The Workplace Violence Typology allows us to analyze assaults and aggravated assaults with greater clarity.  Greater clarity increases our changes of understanding the true nature of the problem.  As seen in the Workplace Violence Typology below, the primary distinction between each type is the perpetrator:

  • Workplace Violence Type 1: Violent acts by criminals, who have no other connection with the workplace, but enter to commit robbery or another crime.
  • Workplace Violence Type 2: Violence directed at employees by customers, clients, patients, students, inmates, or any others for whom an organization provides services.  Examples:  patient-on-staff; visitor-on-staff
  • Workplace Violence Type 3: Violence against coworkers, supervisors, or managers by a present or former employee.  Examples:  physician-on-nurse; employee-on-employee
  • Workplace Violence Type 4: Violence committed in the workplace by someone who doesn’t work there, but has a personal relationship with an employee—an abusive spouse or domestic partner.
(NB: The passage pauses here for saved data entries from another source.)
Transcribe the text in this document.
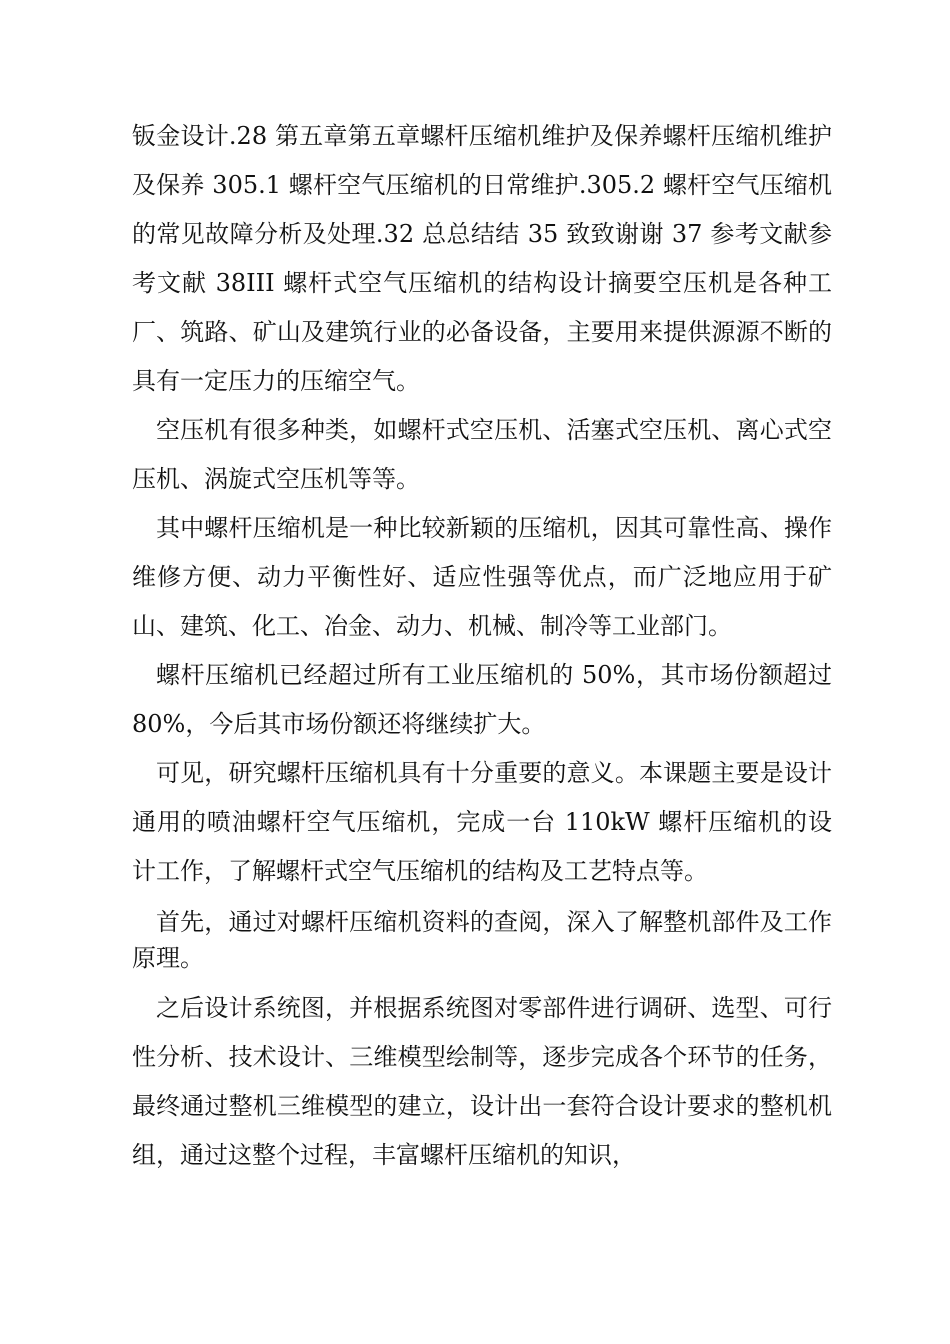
钣金设计.28 第五章第五章螺杆压缩机维护及保养螺杆压缩机维护及保养 305.1 螺杆空气压缩机的日常维护.305.2 螺杆空气压缩机的常见故障分析及处理.32 总总结结 35 致致谢谢 37 参考文献参考文献 38III 螺杆式空气压缩机的结构设计摘要空压机是各种工厂、筑路、矿山及建筑行业的必备设备，主要用来提供源源不断的具有一定压力的压缩空气。

空压机有很多种类，如螺杆式空压机、活塞式空压机、离心式空压机、涡旋式空压机等等。

其中螺杆压缩机是一种比较新颖的压缩机，因其可靠性高、操作维修方便、动力平衡性好、适应性强等优点，而广泛地应用于矿山、建筑、化工、冶金、动力、机械、制冷等工业部门。

螺杆压缩机已经超过所有工业压缩机的 50%，其市场份额超过 80%，今后其市场份额还将继续扩大。

可见，研究螺杆压缩机具有十分重要的意义。本课题主要是设计通用的喷油螺杆空气压缩机，完成一台 110kW 螺杆压缩机的设计工作，了解螺杆式空气压缩机的结构及工艺特点等。

首先，通过对螺杆压缩机资料的查阅，深入了解整机部件及工作原理。

之后设计系统图，并根据系统图对零部件进行调研、选型、可行性分析、技术设计、三维模型绘制等，逐步完成各个环节的任务，最终通过整机三维模型的建立，设计出一套符合设计要求的整机机组，通过这整个过程，丰富螺杆压缩机的知识，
The two graphs below from the recent Crime Survey illustrate the continuing domination of Type 2 incidents.


With the enduring trend of Type 2 incidents, many hospitals have shifted their workplace violence prevention programs to place greater emphasis on disruptions and staff injuries caused by patients and visitors.  Hopefully, the IAHSS-Foundation’s Crime Survey is one of the drivers of that shift.  Hospitals with a comprehensive workplace violence prevention program experience a decrease in workplace violence and staff injuries.  As more hospitals optimize their workplace violence prevention programs, one thing becomes certain – – We will win.